Efrén Rodríguez, escritor y ex alumno de Juan José Arreola, considera que “el prosista zapotlanense ha sido uno de los intelectuales que más entrevistas ha dado (si no es el que más), y que su prosa oral es tan bella como los libros de creación que nos ha legado”. (Rodríguez, 2002, p. 11). Como ponente y conferencista en coloquios, instituciones educativas o centros culturales su labor no fue menos intensa.

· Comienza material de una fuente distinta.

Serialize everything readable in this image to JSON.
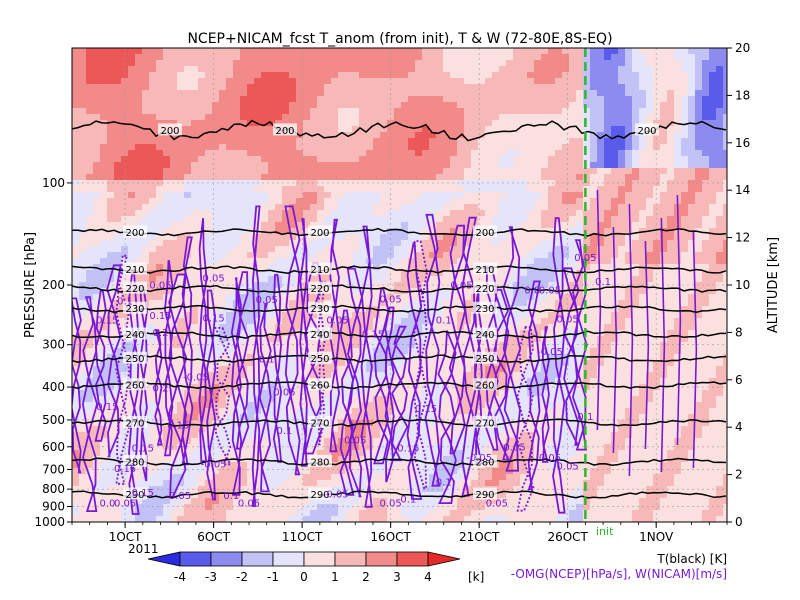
{
  "chart_data": {
    "type": "heatmap",
    "title": "NCEP+NICAM_fcst T_anom (from init), T & W  (72-80E,8S-EQ)",
    "ylabel_left": "PRESSURE [hPa]",
    "ylabel_right": "ALTITUDE [km]",
    "year_label": "2011",
    "init_label": "init",
    "x_ticks": [
      "1OCT",
      "6OCT",
      "11OCT",
      "16OCT",
      "21OCT",
      "26OCT",
      "1NOV"
    ],
    "x_range": [
      "2011-09-28",
      "2011-11-04"
    ],
    "init_date": "2011-10-27",
    "pressure_ticks": [
      100,
      200,
      300,
      400,
      500,
      600,
      700,
      800,
      900,
      1000
    ],
    "pressure_range": [
      1000,
      40
    ],
    "pressure_scale": "log",
    "altitude_ticks": [
      0,
      2,
      4,
      6,
      8,
      10,
      12,
      14,
      16,
      18,
      20
    ],
    "altitude_range": [
      0,
      20
    ],
    "colorbar": {
      "ticks": [
        -4,
        -3,
        -2,
        -1,
        0,
        1,
        2,
        3,
        4
      ],
      "unit": "[k]",
      "colors": [
        "#2a2ae0",
        "#5a5aeb",
        "#8c8cf0",
        "#c2c2f7",
        "#e4e4fb",
        "#fbe0e0",
        "#f7b8b8",
        "#f28a8a",
        "#ec5757",
        "#e52828"
      ]
    },
    "legend": [
      {
        "label": "T(black) [K]",
        "color": "#000000"
      },
      {
        "label": "-OMG(NCEP)[hPa/s], W(NICAM)[m/s]",
        "color": "#7a18d8"
      }
    ],
    "temperature_contours": [
      {
        "pressure": 70,
        "label": "200"
      },
      {
        "pressure": 140,
        "label": "200"
      },
      {
        "pressure": 180,
        "label": "210"
      },
      {
        "pressure": 205,
        "label": "220"
      },
      {
        "pressure": 235,
        "label": "230"
      },
      {
        "pressure": 280,
        "label": "240"
      },
      {
        "pressure": 330,
        "label": "250"
      },
      {
        "pressure": 395,
        "label": "260"
      },
      {
        "pressure": 510,
        "label": "270"
      },
      {
        "pressure": 665,
        "label": "280"
      },
      {
        "pressure": 830,
        "label": "290"
      }
    ],
    "omega_labels": [
      {
        "date": "2011-09-30",
        "pressure": 260,
        "label": "0.15"
      },
      {
        "date": "2011-10-01",
        "pressure": 228,
        "label": "0.1"
      },
      {
        "date": "2011-10-03",
        "pressure": 205,
        "label": "0.05"
      },
      {
        "date": "2011-10-03",
        "pressure": 252,
        "label": "0.15"
      },
      {
        "date": "2011-10-03",
        "pressure": 283,
        "label": "0.2"
      },
      {
        "date": "2011-10-03",
        "pressure": 412,
        "label": "0.2"
      },
      {
        "date": "2011-10-05",
        "pressure": 382,
        "label": "-0.05"
      },
      {
        "date": "2011-10-06",
        "pressure": 195,
        "label": "0.05"
      },
      {
        "date": "2011-10-06",
        "pressure": 256,
        "label": "0.15"
      },
      {
        "date": "2011-10-09",
        "pressure": 226,
        "label": "0.05"
      },
      {
        "date": "2011-10-09",
        "pressure": 338,
        "label": "0.1"
      },
      {
        "date": "2011-10-10",
        "pressure": 424,
        "label": "0.05"
      },
      {
        "date": "2011-10-13",
        "pressure": 260,
        "label": "0.05"
      },
      {
        "date": "2011-10-16",
        "pressure": 225,
        "label": "0.05"
      },
      {
        "date": "2011-10-15",
        "pressure": 286,
        "label": "0.15"
      },
      {
        "date": "2011-10-19",
        "pressure": 260,
        "label": "0.1"
      },
      {
        "date": "2011-10-20",
        "pressure": 205,
        "label": "0.05"
      },
      {
        "date": "2011-10-24",
        "pressure": 212,
        "label": "0.0"
      },
      {
        "date": "2011-10-25",
        "pressure": 212,
        "label": "0.05"
      },
      {
        "date": "2011-10-25",
        "pressure": 322,
        "label": "-0.05"
      },
      {
        "date": "2011-10-18",
        "pressure": 473,
        "label": "0.15"
      },
      {
        "date": "2011-09-30",
        "pressure": 467,
        "label": "0.15"
      },
      {
        "date": "2011-10-10",
        "pressure": 550,
        "label": "0.1"
      },
      {
        "date": "2011-10-14",
        "pressure": 586,
        "label": "0.05"
      },
      {
        "date": "2011-10-17",
        "pressure": 620,
        "label": "0.15"
      },
      {
        "date": "2011-10-02",
        "pressure": 620,
        "label": "0.15"
      },
      {
        "date": "2011-10-06",
        "pressure": 690,
        "label": "-0.05"
      },
      {
        "date": "2011-10-21",
        "pressure": 660,
        "label": "-0.05"
      },
      {
        "date": "2011-10-23",
        "pressure": 615,
        "label": "0.05"
      },
      {
        "date": "2011-10-25",
        "pressure": 660,
        "label": "0.05"
      },
      {
        "date": "2011-10-01",
        "pressure": 712,
        "label": "0.15"
      },
      {
        "date": "2011-10-02",
        "pressure": 837,
        "label": "0.15"
      },
      {
        "date": "2011-10-04",
        "pressure": 855,
        "label": "-0.05"
      },
      {
        "date": "2011-10-13",
        "pressure": 848,
        "label": "0.05"
      },
      {
        "date": "2011-10-17",
        "pressure": 875,
        "label": "0.1"
      },
      {
        "date": "2011-10-19",
        "pressure": 780,
        "label": "0.1"
      },
      {
        "date": "2011-09-30",
        "pressure": 900,
        "label": "0.0"
      },
      {
        "date": "2011-10-01",
        "pressure": 900,
        "label": "0.05"
      },
      {
        "date": "2011-10-07",
        "pressure": 855,
        "label": "0.1"
      },
      {
        "date": "2011-10-08",
        "pressure": 900,
        "label": "0.05"
      },
      {
        "date": "2011-10-16",
        "pressure": 900,
        "label": "0.05"
      },
      {
        "date": "2011-10-22",
        "pressure": 900,
        "label": "0.05"
      },
      {
        "date": "2011-10-27",
        "pressure": 170,
        "label": "0.05"
      },
      {
        "date": "2011-10-28",
        "pressure": 200,
        "label": "0.1"
      },
      {
        "date": "2011-10-26",
        "pressure": 258,
        "label": "0.05"
      },
      {
        "date": "2011-10-27",
        "pressure": 500,
        "label": "0.1"
      },
      {
        "date": "2011-10-26",
        "pressure": 700,
        "label": "0.05"
      },
      {
        "date": "2011-10-04",
        "pressure": 530,
        "label": "0.15"
      }
    ]
  }
}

Véase en El último juglar, por ejemplo, la crónica de una serie de charlas que sobre literatura mexicana y latinoamericana impartió durante 1966 en diversas universidades de Estados Unidos: “Orso, Jorge Arturo [Ojeda] y yo viajamos durante dos meses, recorrimos miles de kilómetros por aire, y creo que tenemos el récord Guinnes de más conferencias impartidas en cuarenta y cinco días” (Arreola, 1998a, p. 367).
En ocasiones llegó a declarar, no exento de cierta melancolía, que si hubiera hablado menos -si hubiera domeñado temporalmente el ímpetu de su verbo oral- habría escrito más obras literarias:
Yo sé que si estuviera reducido a la mudez sería mucho más escritor; tú no te imaginas todo lo que se me ha ido por la boca [le comentó en 1970 a Mauricio de la Selva durante una entrevista] … no, creo que sí te imaginas porque sí me conoces lo suficiente. Entonces, yo tengo una necesidad muy grande de ya no tener esa liberación tan fácil de las cargas interiores, porque uno se satisface mucho, se cumple mucho, hablando, ya no queda ese depósito que por una especie de presión interior hace expresarse al hombre capaz de escribir; realmente, los escritores que tenemos este don de la palabra estamos en una gravísima desventaja Piensa que hay muchas personas que han sido famosas por su capacidad verbal y que esa capacidad verbal ha perjudicado su obra (Arreola, 2002a, p. 76)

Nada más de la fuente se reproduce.